The big difference between the experiences is the feedback loop. A human conversation has a quick, natural feedback loop and mishearings or misunderstandings are easy to correct. How could this be replicated in a voice user interface?
A Better Alternative
The key to better user experience with voice user interfaces is to get rid of the natural language responses and replace them with real-time visual feedback. When the user is giving input to a computer by using touch, mouse, or keyboard, he sees in real time how his input is affecting the graphical user interface. The same should happen when using voice input.
This real-time visual feedback encourages the user to go on with more complex utterances and enables her to correct herself naturally in case of an error. Voice platforms compete in increasing the accuracy of their speech recognition software, but the key to a good user experience is not making accuracy perfect but rather making corrections easy. Think of keyboards: we make typos all the time, but people don't think that keyboard technology is not mature enough for real use.

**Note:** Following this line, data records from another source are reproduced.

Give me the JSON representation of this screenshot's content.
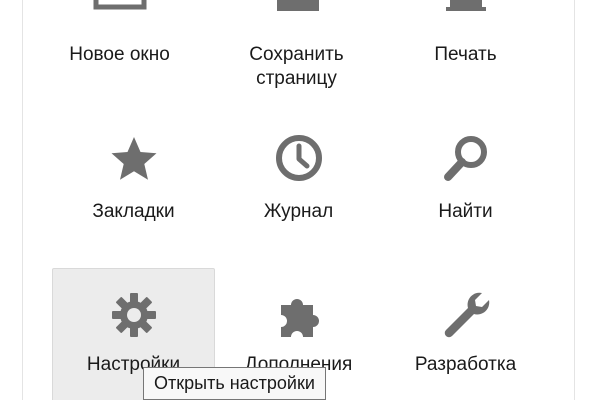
{
  "menu": {
    "items": [
      {
        "key": "new-window",
        "label": "Новое окно",
        "icon": "new-window-icon"
      },
      {
        "key": "save-page",
        "label": "Сохранить\nстраницу",
        "icon": "save-icon"
      },
      {
        "key": "print",
        "label": "Печать",
        "icon": "printer-icon"
      },
      {
        "key": "bookmarks",
        "label": "Закладки",
        "icon": "star-icon"
      },
      {
        "key": "history",
        "label": "Журнал",
        "icon": "clock-icon"
      },
      {
        "key": "find",
        "label": "Найти",
        "icon": "magnifier-icon"
      },
      {
        "key": "options",
        "label": "Настройки",
        "icon": "gear-icon",
        "hovered": true
      },
      {
        "key": "addons",
        "label": "Дополнения",
        "icon": "puzzle-icon"
      },
      {
        "key": "developer",
        "label": "Разработка",
        "icon": "wrench-icon"
      }
    ]
  },
  "tooltip": {
    "text": "Открыть настройки"
  },
  "colors": {
    "icon": "#6e6e6e",
    "hover_background": "#ececec",
    "tooltip_border": "#767676"
  }
}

While voice assistants have brought voice user interfaces into the mainstream, it's time to ditch the conversational voice assistant paradigm and start to consider voice as another modality along with touch and vision. Voice should not be thought of as a replacement to our current user interfaces but as a complement to enhance them.
When voice is used as a complementary modality, the graphical user interface gives people cues on what they are able to do, getting rid of the skill discovery issues of voice assistants. The graphical user interface reacts to user input in real time, fixing the lack of feedback in voice assistants. This enables more complex user tasks and can finally turn voice into what it can be: the most natural and efficient input modality.